Looking back at history, from 2005 to 2007, the stock market experienced a two-and-a-half-year bull run, during which the Shanghai Composite Index rose by over 513%. This indicates that 2025, as a year of comprehensive market improvement, shows relatively limited gains compared to the past. Because of this, 2025 is also called the inaugural year of stable and steady growth in China’s stock market.

Although the market is steady, the actual trend of the market does not always follow a stable rhythm. There are fluctuations in the market, and influenced by various factors, sometimes overheating phenomena can occur. After the “9.24 Market” two years ago, the market once showed obvious signs of excitement, especially from late September to early October, when trading volume surged dramatically, even exceeding 3.45 trillion yuan in a single day, and the stock index soared rapidly.

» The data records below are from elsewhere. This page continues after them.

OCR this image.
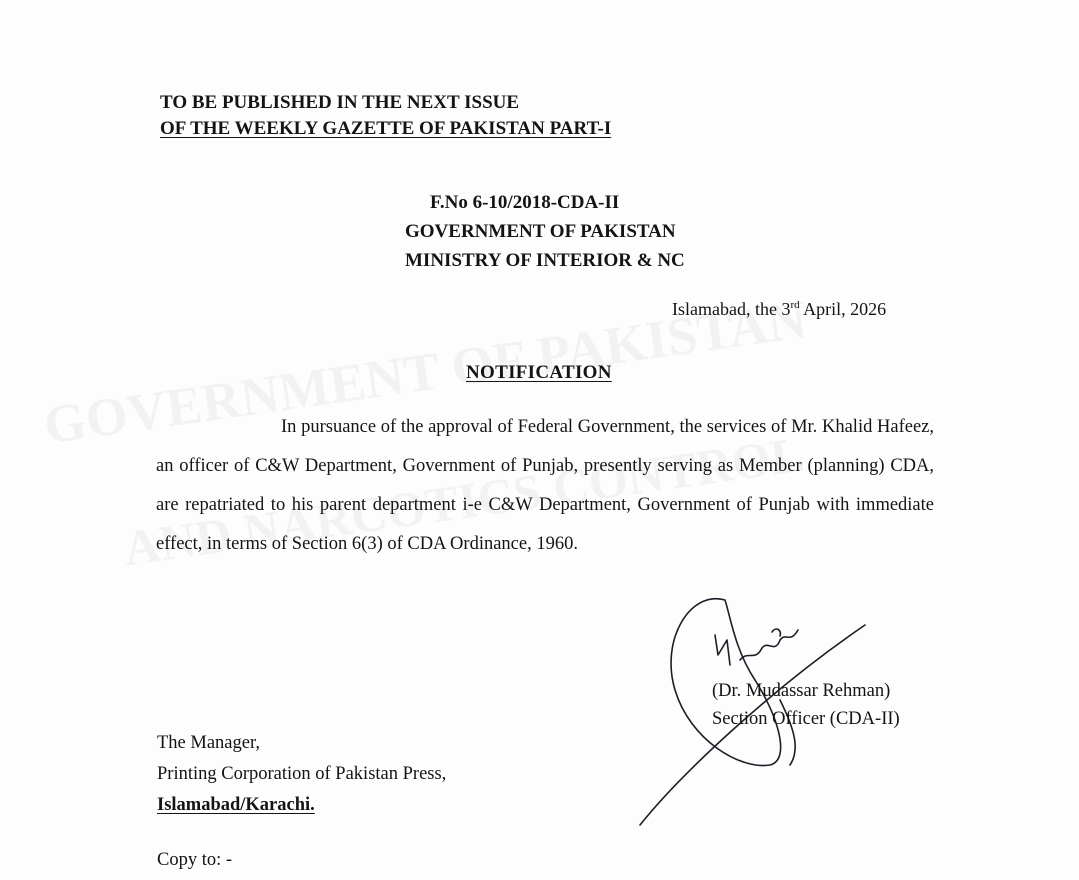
TO BE PUBLISHED IN THE NEXT ISSUE
OF THE WEEKLY GAZETTE OF PAKISTAN PART-I
F.No 6-10/2018-CDA-II
GOVERNMENT OF PAKISTAN
MINISTRY OF INTERIOR & NC
Islamabad, the 3rd April, 2026
NOTIFICATION

In pursuance of the approval of Federal Government, the services of Mr. Khalid Hafeez, an officer of C&W Department, Government of Punjab, presently serving as Member (planning) CDA, are repatriated to his parent department i-e C&W Department, Government of Punjab with immediate effect, in terms of Section 6(3) of CDA Ordinance, 1960.

(Dr. Mudassar Rehman)
Section Officer (CDA-II)
The Manager,
Printing Corporation of Pakistan Press,
Islamabad/Karachi.
Copy to: -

The overheating after the “9.24 Market” two years ago was related to some investors’ insufficient understanding of reform policies. They still treated the market with a short-term mentality, resulting in a rapid surge in the market followed by a slowdown in incremental funds, leading to significant volatility and a sharp decline shortly after. It took some time for the market to stabilize and gradually transition into a steady trend.

Since then, the market has operated at a steady pace for a long period, forming a relatively obvious structural pattern based on the specific conditions of the real economy at that time. Although the index did not rise significantly, the market was relatively stable, with broad-based ETFs and most industry ETFs achieving good positive returns. Investors who selected the right stocks also enjoyed substantial profits. This situation attracted more and more capital into the market.

By December last year, a short-term overheating again occurred. Not only did trading volumes hit new highs, but the index also rose for several consecutive days. At this point, trading in some popular sectors became quite crowded, with some stocks continuously hitting the limit-up based on thematic factors, doubling in price in a short period. Later, this rally saw short-term funds heavily concentrated in precious metals and other non-ferrous metals, while many stocks began to be neglected, and blue-chip stocks faced significant selling pressure. Clearly, this trend had deviated from a steady path and showed signs of short-term speculative trading.

In an environment of increasingly loose liquidity, some investors were no longer satisfied with steady market growth and hoped for rapid wealth accumulation. With the sharp rise of the commercial aerospace sector and the surge in precious metals and other non-ferrous metals, the market’s performance had already departed from the realm of stability. Such overheated conditions are unsustainable. As some internal and external factors in the market changed, related stocks turned downward starting from the end of January this year, and the market began to adjust.

There is an old Chinese saying: “Haste makes waste.” The stock market is no exception. While the real economy remains generally stable and improving, it still faces some pressures, and the prosperity of various industries needs further enhancement. Even in the thriving technology sector, technological progress needs to be accelerated, and the conversion of technological achievements into economic benefits still requires considerable time. In this context, expecting the market to “eat a big fat pie in one bite” is overly ambitious.

Therefore, a return to rationality in the stock market is beneficial for long-term development. If the market moves too quickly and exceeds its actual capacity, adjustments are necessary. Fortunately, this correction came in a timely manner, with early warning signals being recognized by the market, laying a foundation for stable operation. It is believed that with time, the market will once again show a steady upward trend.